Not drinking alcohol in middle age linked to increased risk of dementia

Henrietta Strickland
August 3, 2018

Among excessive drinkers - those who consumed more than 14 units per week, the equivalent of over four pints of five per cent ABV beer or six 175ml glasses of average strength wine - experts found a heightened risk of dementia which increased the more a person drank.

The long-term study - which tracked the health of civil servants working in London - found that both groups of people who drank over the recommended limits and also those who have abstained from alcohol entirely were at an increased risk of contracting the disease.

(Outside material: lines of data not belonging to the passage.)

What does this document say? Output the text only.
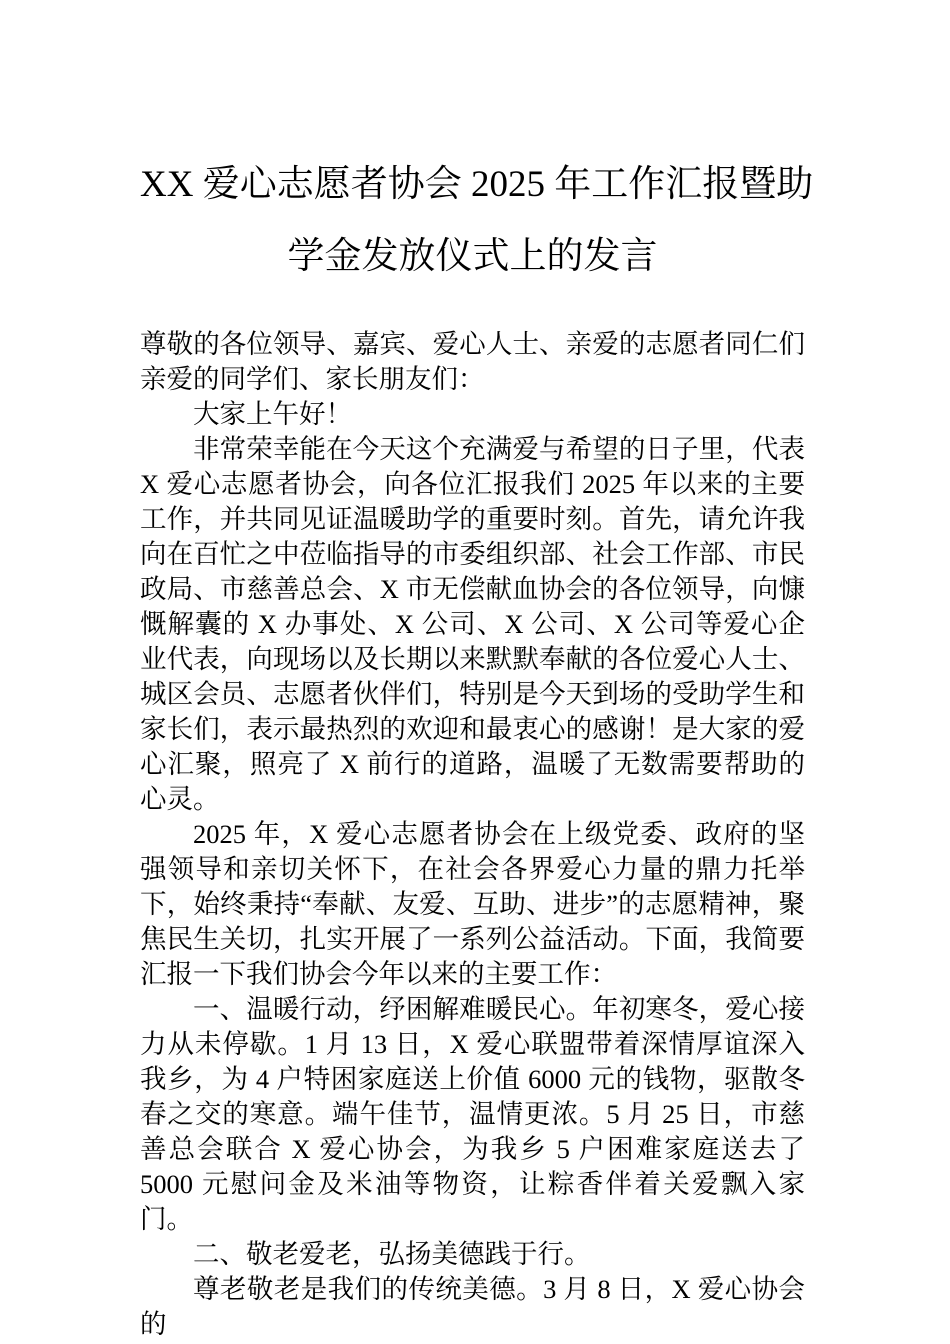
XX 爱心志愿者协会 2025 年工作汇报暨助
学金发放仪式上的发言

尊敬的各位领导、嘉宾、爱心人士、亲爱的志愿者同仁们亲爱的同学们、家长朋友们：

大家上午好！

非常荣幸能在今天这个充满爱与希望的日子里，代表 X 爱心志愿者协会，向各位汇报我们 2025 年以来的主要工作，并共同见证温暖助学的重要时刻。首先，请允许我向在百忙之中莅临指导的市委组织部、社会工作部、市民政局、市慈善总会、X 市无偿献血协会的各位领导，向慷慨解囊的 X 办事处、X 公司、X 公司、X 公司等爱心企业代表，向现场以及长期以来默默奉献的各位爱心人士、城区会员、志愿者伙伴们，特别是今天到场的受助学生和家长们，表示最热烈的欢迎和最衷心的感谢！是大家的爱心汇聚，照亮了 X 前行的道路，温暖了无数需要帮助的心灵。

2025 年，X 爱心志愿者协会在上级党委、政府的坚强领导和亲切关怀下，在社会各界爱心力量的鼎力托举下，始终秉持“奉献、友爱、互助、进步”的志愿精神，聚焦民生关切，扎实开展了一系列公益活动。下面，我简要汇报一下我们协会今年以来的主要工作：

一、温暖行动，纾困解难暖民心。年初寒冬，爱心接力从未停歇。1 月 13 日，X 爱心联盟带着深情厚谊深入我乡，为 4 户特困家庭送上价值 6000 元的钱物，驱散冬春之交的寒意。端午佳节，温情更浓。5 月 25 日，市慈善总会联合 X 爱心协会，为我乡 5 户困难家庭送去了 5000 元慰问金及米油等物资，让粽香伴着关爱飘入家门。

二、敬老爱老，弘扬美德践于行。

尊老敬老是我们的传统美德。3 月 8 日，X 爱心协会的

The chances of losing your marbles are higher for those that didn't drink a drop of alcohol compared to people who consume about 1-14 units of booze per week.

The participants, with an average age of 50, had the amount they drank monitored between 1985 and 2004.

The subjects were then monitored for a further 23 years after which almost 400 cases of dementia were identified.

The results were based on a review of medical records rather than the more scientifically rigorous clinical trials used to assess new drugs, and the number of cases examined was relatively small.

Currently, the United Kingdom guidelines for the consumption of alcohol stand at 14 units per week for both men and women.

"Future research will need to examine drinking habits across a whole lifetime, and this will help to shed more light on the relationship between alcohol and dementia", Sara Imarisio, head of research at Alzheimer's Research UK, told the Science Media Centre.

The World Health Organisation (WHO) defines "chronic heavy drinking" as more than 60 grammes of pure alcohol - six or more standard drinks - a day for men, and in excess of 40 grammes per day for women.

Perhaps the most important contribution of the recently published research, however, was the discovery that doing the exact opposite of excessive drinking - abstinence from alcohol consumption in middle-age - is a factor for developing the illness as well.

The researchers aren't sure why exactly, but it could be something to do with the fact that some of the added risk for dementia comes from a greater risk of stroke.

"A good motto tends to be, what is good for your heart is good for your brain".

However, previous research has shown non-drinkers are at an increased risk of diabetes and cardiovascular disease, both of which could contribute to dementia.

'We know that a third of older people with alcohol misuse develop this for the first time in later life. "However, alcohol choices must take into account all associated risks, including liver disease and cancer".